I would accordingly affirm the District Court’s order and permit the prosecution for conspiracy to commit tax evasion to proceed.
. In Haas v. Henkel, the defendants were charged with conspiring to defraud the United States (obtaining secret government information) and conspiring to commit an offense against the United States (using bribery to obtain the information). 216 U.S. 462, 30 S.Ct. 249, 54 L.Ed. 569 (1910). The Haas Court found that the indictment properly charged a conspiracy to defraud the United States because "such a conspiracy [need not] contemplate a financial loss,” but need only have as its purpose "impairing, obstructing, or defeating the lawful function of any department of government.” Id. at 479, 30 S.Ct. 249. The Court also found that the indictment properly charged a conspiracy to commit an offense against the United States because it is a crime to bribe any government official "to do any act in violation of his lawful duty.” Id. at 480, 30 S.Ct. 249.
. See United States v. Williams, 705 F.2d 603, 624 (2d Cir.1983) (finding that one count alleging a conspiracy to defraud the United States and to commit various substantive offenses was not duplicitous because the conspiracy allegations were specific); United States v. Wiley, 979 F.2d 365, 367-68 (5th Cir.1992) (finding that one count charging a conspiracy to defraud the United States and to commit an offense against the United States was not duplicitous because it cited "the two underlying statutes which [the defendant] is charged with conspiring to violate and list[ed] ten overt acts in furtherance of the conspiracy”).
. The Court of Appeals for the Eighth Circuit found with little discussion (in the context of double jeopardy, not duplicity) that § 371 “plainly establishes two offenses.” United States v. Ervasti, 201 F.3d 1029, 1039 (8th Cir.2000). In United States v. Thompson, the Court of Appeals for the Tenth Circuit also found that double jeopardy does not bar prosecutions for conspiracy to commit mail fraud and conspiracy to defraud the United States under § 371. 814 F.2d 1472, 1476-77 (10th Cir.1987). But see United States v. Smith (David L.), 424 F.3d 992, 1000 (9th Cir.2005) (declining to apply Blockburger to assess double jeopardy because all of the conspiracy counts at issue alleged a violation of the same statute, § 371).
. Congress also separated out the defraud clause for statute of limitations purposes. Congress created a specific six-year statute of limitations “for offenses involving the defrauding or attempting to defraud the United States or any agency thereof, whether by conspiracy or not.” 26 U.S.C. § 6531.
. Blockburger is "employed to ascertain whether the inference that [the legislature] intended multiple punishments is a reasonable one.
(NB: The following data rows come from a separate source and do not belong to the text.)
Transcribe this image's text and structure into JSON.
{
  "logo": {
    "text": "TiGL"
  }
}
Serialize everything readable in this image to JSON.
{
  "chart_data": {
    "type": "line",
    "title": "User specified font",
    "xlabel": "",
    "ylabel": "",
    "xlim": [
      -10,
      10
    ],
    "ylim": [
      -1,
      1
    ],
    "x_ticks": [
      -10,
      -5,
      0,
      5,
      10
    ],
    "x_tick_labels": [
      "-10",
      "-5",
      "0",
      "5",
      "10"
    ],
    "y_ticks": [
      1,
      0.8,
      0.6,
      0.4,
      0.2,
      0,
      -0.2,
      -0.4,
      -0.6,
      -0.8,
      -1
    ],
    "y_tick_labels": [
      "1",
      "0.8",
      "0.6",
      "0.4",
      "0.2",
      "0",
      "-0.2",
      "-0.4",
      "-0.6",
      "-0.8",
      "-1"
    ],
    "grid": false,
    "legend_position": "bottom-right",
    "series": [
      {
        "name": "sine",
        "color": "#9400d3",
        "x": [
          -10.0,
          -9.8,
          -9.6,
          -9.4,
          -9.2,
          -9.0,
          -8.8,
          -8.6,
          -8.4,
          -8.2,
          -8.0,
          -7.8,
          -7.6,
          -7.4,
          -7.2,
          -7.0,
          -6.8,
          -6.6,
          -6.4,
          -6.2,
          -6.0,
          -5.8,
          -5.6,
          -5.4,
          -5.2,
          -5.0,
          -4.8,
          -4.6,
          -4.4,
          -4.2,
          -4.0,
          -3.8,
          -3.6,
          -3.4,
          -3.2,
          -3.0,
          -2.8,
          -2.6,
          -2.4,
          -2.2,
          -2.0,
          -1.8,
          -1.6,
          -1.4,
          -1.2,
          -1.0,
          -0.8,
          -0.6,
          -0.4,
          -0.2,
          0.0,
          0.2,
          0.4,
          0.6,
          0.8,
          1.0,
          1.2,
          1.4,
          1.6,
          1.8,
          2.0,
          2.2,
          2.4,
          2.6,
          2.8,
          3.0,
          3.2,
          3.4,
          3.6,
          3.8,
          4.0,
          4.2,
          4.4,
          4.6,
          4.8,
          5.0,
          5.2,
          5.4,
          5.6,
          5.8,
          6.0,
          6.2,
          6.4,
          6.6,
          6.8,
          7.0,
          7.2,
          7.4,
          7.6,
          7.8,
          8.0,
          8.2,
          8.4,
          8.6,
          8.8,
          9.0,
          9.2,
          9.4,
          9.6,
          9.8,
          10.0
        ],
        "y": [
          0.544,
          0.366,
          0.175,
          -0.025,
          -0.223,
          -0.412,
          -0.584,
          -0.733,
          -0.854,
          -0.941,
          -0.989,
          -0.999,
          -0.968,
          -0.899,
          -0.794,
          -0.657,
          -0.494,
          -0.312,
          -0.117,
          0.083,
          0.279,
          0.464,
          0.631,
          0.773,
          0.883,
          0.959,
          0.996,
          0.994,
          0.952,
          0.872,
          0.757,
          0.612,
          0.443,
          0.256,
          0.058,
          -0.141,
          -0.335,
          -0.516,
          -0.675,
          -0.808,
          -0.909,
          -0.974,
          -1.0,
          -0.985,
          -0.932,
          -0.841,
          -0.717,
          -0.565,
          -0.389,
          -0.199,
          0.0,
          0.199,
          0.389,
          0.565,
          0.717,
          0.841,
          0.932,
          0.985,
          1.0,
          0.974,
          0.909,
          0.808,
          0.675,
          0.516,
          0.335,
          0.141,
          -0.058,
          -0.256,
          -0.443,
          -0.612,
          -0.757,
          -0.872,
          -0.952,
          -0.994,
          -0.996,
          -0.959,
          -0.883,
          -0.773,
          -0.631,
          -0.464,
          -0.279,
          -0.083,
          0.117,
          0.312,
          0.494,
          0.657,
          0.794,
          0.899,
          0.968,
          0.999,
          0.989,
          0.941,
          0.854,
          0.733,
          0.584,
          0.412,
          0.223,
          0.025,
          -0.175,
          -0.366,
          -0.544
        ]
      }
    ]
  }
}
If the Blockburger test is satisfied, it *223may be presumed that multiple punishments are authorized.” United States v. Xavier, 2 F.3d 1281, 1291 (3d Cir.1993) (quoting United States v. Maldonado-Rivera, 922 F.2d 934, 981 (2d Cir. 1990)). It is undisputed that the Blockburger test supports the inference that Congress intended the provisions in § 371 to create separate offenses because each requires proof of an element which the other does not. Maj. Op. n. 9. The District Court opinion by Judge Jones conducts a thorough analysis of the "offense” and “defraud” provisions under Blockburger and Albemaz. United States v. Rigas, 565 F.Supp.2d 620 (M.D.Pa.2008). I need not repeat it here.